Today I was thinking of a class I used to teach at a very good photographic school (now closed) called Focal Point. It was on 10th Ave close to UBC. One of my most popular classes was called The Contemporary Portrait Nude. I taught it beginning in 2010 for a couple of years until the school closed.
In one of those classes we had a model that was especially lovely, alert and intelligent. She wrote for me her experience of posing nude for the first time. I will place here (above) two blogs involving her.
Because I was the teacher I rarely took photographs. I did not have a digital camera. With Norris I managed to take some photographs with a Nikon FM-2 and with what soon was to become my favourite digital camera that I use to this day in company with my Fuji X-E1 and X-E3. That fave was and is my iPhoneR3G. It has not had a SIM card for years. I keep it charged at all times as I like to use it lots. Better and newer phones cannot compare to what I can do with the iPhone3G.
I will place here some of those that would not offend those offensive “community standards”.

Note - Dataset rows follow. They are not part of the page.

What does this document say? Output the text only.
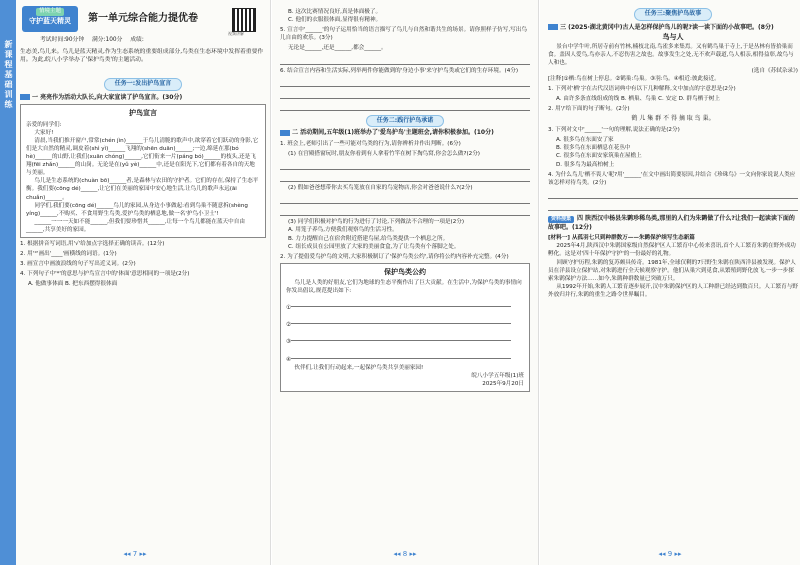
新课程基础训练
情境主题
守护蓝天精灵	第一单元综合能力提优卷
视频讲解
考试时间:90分钟 满分:100分 成绩:
生态美,鸟儿来。鸟儿是蓝天精灵,作为生态系统的重要组成部分,鸟类在生态环境中发挥着重要作用。为此,皖八小学举办了'保护鸟类'的主题活动。
任务一:发出护鸟宣言
一 亮亮作为活动大队长,向大家宣读了护鸟宣言。(30分)
护鸟宣言
亲爱的同学们:
大家好!
清晨,当我们推开窗户,常常(chén jìn)______于鸟儿清脆的歌声中,欲穿着它们跃动的身影,它们是大自然的精灵,调皮着(shì yì)______飞翔的(shēn duān)______;一边,绵延在那(bó hè)______的山野,让我们(xuān chóng)______,它们衔来一片(páng bó)______的枝头,还是飞翔(fēi zhǎn)______的山岗。无论是在(yǔ yè)______中,还是在阳光下,它们都有着各自的天地与美丽。
鸟儿是生态系统的(chuàn bō)______者,是森林与农田的守护者。它们的存在,保持了生态平衡。我们要(cōng dé)______,让它们在美丽的家园中安心地生活,让鸟儿的歌声永远(āi chuǎn)______。
同学们,我们要(cōng dé)______鸟儿的家园,从身边小事做起:看到鸟巢不随意拆(shèng yíng)______,不购买、不食用野生鸟类,爱护鸟类的栖息地,做一名'护鸟小卫士'!
______一一一天如不能______,但我们要珍惜其______,让每一个鸟儿都能在蓝天中自由______,共享美好的家园。
1. 根据拼音写词语,用'√'给加点字选择正确的读音。(12分)
2. 用'°'画出'____'画横线的词语。(1分)
3. 画宣言中画波浪线的句子写出近义词。(2分)
4. 下列句子中'*'的意思与护鸟宣言中的'体面'意思相同的一项是(2分)
A. 他做事体面 B. 把东西摆得很体面
◂◂ 7 ▸▸
B. 这次比赛情况良好,真是体面极了。
C. 他们的衣服很体面,显得很有精神。
5. 宣言中'______'的句子运用恰当的语言描写了鸟儿与自然和谐共生的场景。请你照样子仿写,写出鸟儿自由的欢乐。(3分)
无论是______,还是______,都会______。
6. 结合宣言内容和生活实际,列举两件你能做到的'身边小事'来守护鸟类或它们的生存环境。(4分)
任务二:践行护鸟承诺
二 活动期间,五年级(1)班举办了'爱鸟护鸟'主题班会,请你积极参加。(10分)
1. 班会上,老师引出了一些可能对鸟类的行为,请你辨析并作出判断。(6分)
(1) 在宫殿搭窗玩时,朋友你看到有人拿着竹竿在树下掏鸟窝,你会怎么做?(2分)
(2) 假如爸爸想带你去买鸟笼放在自家的鸟宠物店,你会对爸爸说什么?(2分)
(3) 同学们积极对护鸟的行为进行了讨论,下列做法不合理的一项是(2分)
A. 用笼子养鸟,方便我们观察鸟的生活习性。
B. 力力提醒自己在宿舍附近搭建鸟屋,给鸟类提供一个栖息之所。
C. 组长成员在公园里放了大家的美丽食盒,为了让鸟类有个落脚之处。
2. 为了提倡爱鸟护鸟的文明,大家积极制订了'保护鸟类公约',请你将公约内容补充完整。(4分)
保护鸟类公约
鸟儿是人类的好朋友,它们为地球的生态平衡作出了巨大贡献。在生活中,为保护鸟类的事情向你发出倡议,规范提出如下:
①
②
③
④
伙伴们,让我们行动起来,一起保护鸟类共享美丽家园!
皖八小学五年级(1)班
2025年9月20日
◂◂ 8 ▸▸
任务三:聚焦护鸟故事
三 (2025·湖北黄冈中)古人是怎样保护鸟儿的呢?读一读下面的小故事吧。(8分)
鸟与人
景台中学牛叶,所居寺前有竹林,楠枝北南,鸟雀多来集焉。又有鹤鸟巢于寺上,于是丛林有皆拾巢而食。盖因人爱鸟,鸟亦亲人,不忍伤害之故也。故事发生之处,无不欢声载道,鸟人相亲,相得益彰,故鸟与人和也。
(选自《苏轼杂录》)
[注释]①栖:鸟在树上停息。②鹤巢:鸟巢。③羽:鸟。④相近:彼此接近。
1. 下列对'栖'字在古代汉语词典中有以下几种解释,文中加点的字意思是(2分)
A. 由许多条直线组成的线 B. 栖巢、鸟巢 C. 安定 D. 群鸟栖于树上
2. 用'/'给下面的句子断句。(2分)
鹤 儿 集 群 不 得 摘 取 鸟 巢。
3. 下列对文中'______'一句的理解,说法正确的是(2分)
A. 很多鸟在东面安了家
B. 很多鸟在东面栖息在花丛中
C. 很多鸟在东面安家筑巢在屋檐上
D. 很多鸟为最高柏树上
4. 为什么鸟儿'栖不畏人'呢?用'______'在文中画出简要原因,并结合《珍珠鸟》一文向你家说说人类应该怎样对待鸟类。(2分)
资料搜集 四 陕西汉中杨县朱鹮珍稀鸟类,那里的人们为朱鹮做了什么?让我们一起读读下面的故事吧。(12分)
[材料一] 从孤羽七只到种群数万——朱鹮保护续写生态新篇
2025年4月,陕西汉中朱鹮国家级自然保护区人工繁育中心传来喜讯,首个人工繁育朱鹮在野外成功孵化。这是对'四十年保护守护'的一份最好的礼物。
回顾守护历程,朱鹮的复苏颇具传奇。1981年,全球仅剩的7只野生朱鹮在陕西洋县被发现。保护人员在洋县设立保护站,对朱鹮进行全天候观察守护。他们从巢穴到觅食,从繁殖到野化放飞,一步一步探索朱鹮保护方法……如今,朱鹮种群数量已突破万只。
从1992年开始,朱鹮人工繁育逐步展开,汉中朱鹮保护区的人工种群已经达到数百只。人工繁育与野外放归并行,朱鹮的重生之路令世界瞩目。
◂◂ 9 ▸▸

One revelation that find outstanding is that I have gone again to the photographs on her file in my computer with the use of my 22 year-old Photoshop-8 using a technique I was not aware of in 2010. I open the photograph and immediately go from RGB to LAB in Photoshop. With Lab, any correction I may do with contrast or shadow detail, does not affect the colour. I will place here a photo I took with my Fuji X-E3 of that most important tool in my Photoshop with which I am able to bring out (the detail is always there and is not invented) that all important shadow detail. What I am unable to fix well was the iPhone3G’s inability to handle extreme contrast so the highlights cannot be brought down well.